Hip dysplasia is a disease of the hip where a dog’s normal ball and socket joint don’t allow for a normal, smooth fit. Instead, painful rubbing and instability results in a messy, ineffective joint incapable of bearing a dog’s weight effectively.

Most dog aficionados consider hip dysplasia to be exclusively a large breed phenomenon. German Shepherd and Retriever breeds are overrepresented, to be sure, but this disease is no longer just a big dog problem.

In recent years, I’ve seen more than my share of severe hip disease in Lhasa Apsos, Pugs, and even Yorkies. But most veterinarians seem still to consider hip disease in small dogs as atypical or generally non-clinical (meaning, in this case, that there’s no pain involved). My experience is quite to the contrary.

Small dogs and even cats suffer from hip dysplasia not infrequently. While it’s true that the crippling disease has historically not been as prevalent in small dogs and cats, it’s being diagnosed with alarming frequency.

Perhaps I’m more attuned to its effects now that I have a small breed in my household, or perhaps dating a veterinary surgeon has colored my outlook, but I see nearly as many cases in big dogs as in small ones.

One reason for this might be that vets have worked hard to enlighten dog breeders and pet owners  Another is that, as a dog-loving society, we no longer tolerate orthopedic pain in dogs like we used. We now look hard for signs of musculo-skeletal discomfort across all breeds, sizes and species. And with dogs living well beyond their previous lifespans, we begin to see even more of our small dogs suffering the stiffness and lameness of their big-dog counterparts.

I believe the emergence of this disease in smaller pets is also because we have more of them. Small dogs have become tremendously popular in a very short amount of time. That means breeding these dogs has become more of a business than ever before. As such, irresponsible or simply ignorant breeders have overrun the marketplace. Not attuned to the consequences of breeding orthopedically affected animals, these breeders have propagated negative traits our pets may feel for generations.

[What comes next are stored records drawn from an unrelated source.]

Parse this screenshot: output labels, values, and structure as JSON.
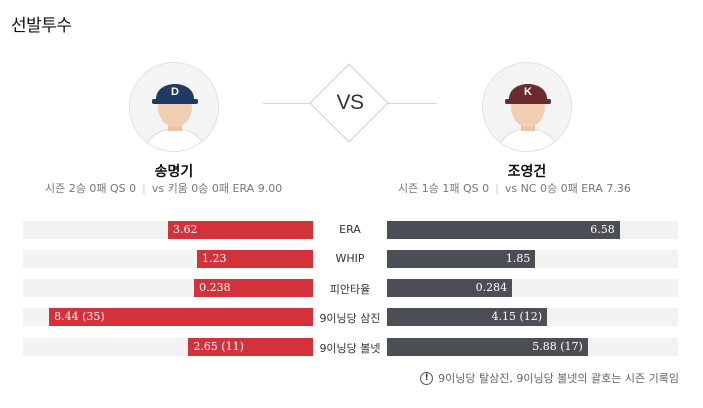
{
  "title": "선발투수",
  "vs_label": "VS",
  "home": {
    "name": "송명기",
    "season_stats": "시즌 2승 0패 QS 0",
    "vs_stats": "vs 키움 0승 0패 ERA 9.00",
    "cap_color": "#1f3b63",
    "logo_letter": "D"
  },
  "away": {
    "name": "조영건",
    "season_stats": "시즌 1승 1패 QS 0",
    "vs_stats": "vs NC 0승 0패 ERA 7.36",
    "cap_color": "#6b2a2e",
    "logo_letter": "K"
  },
  "colors": {
    "home_bar": "#d3323a",
    "away_bar": "#4c4e55",
    "track": "#f2f2f2"
  },
  "rows": [
    {
      "label": "ERA",
      "left": "3.62",
      "right": "6.58",
      "left_fill": 0.5,
      "right_fill": 0.8
    },
    {
      "label": "WHIP",
      "left": "1.23",
      "right": "1.85",
      "left_fill": 0.4,
      "right_fill": 0.51
    },
    {
      "label": "피안타율",
      "left": "0.238",
      "right": "0.284",
      "left_fill": 0.41,
      "right_fill": 0.43
    },
    {
      "label": "9이닝당 삼진",
      "left": "8.44 (35)",
      "right": "4.15 (12)",
      "left_fill": 0.91,
      "right_fill": 0.55
    },
    {
      "label": "9이닝당 볼넷",
      "left": "2.65 (11)",
      "right": "5.88 (17)",
      "left_fill": 0.43,
      "right_fill": 0.69
    }
  ],
  "footnote": {
    "icon": "info-icon",
    "text": "9이닝당 탈삼진, 9이닝당 볼넷의 괄호는 시즌 기록임"
  }
}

Regardless of cause, the increasingly prevalent diagnosis of hip dysplasia in small dogs has resulted in the adoption of new tools to treat it. Pain relieving drugs are now available in small dose formats for very small pets. And orthopedic surgeries once reserved for the big guys are now available for the little ones as well.

One of the first total hip replacements in a tiny breed (a Yorkie) was performed two weeks ago at the specialty hospital across the street (Miami Veterinary Specialists). The poor dog could hardly walk before the procedure. Les than 24 hours later she was standing and walking beautifully.

The dramatic success of procedures like this means that vets all over the world will become more attuned to the distress of these small patients. When we know we have treatments available, finding disease becomes more than just an academic exercise—it becomes a mandate for us to do our jobs better than ever before.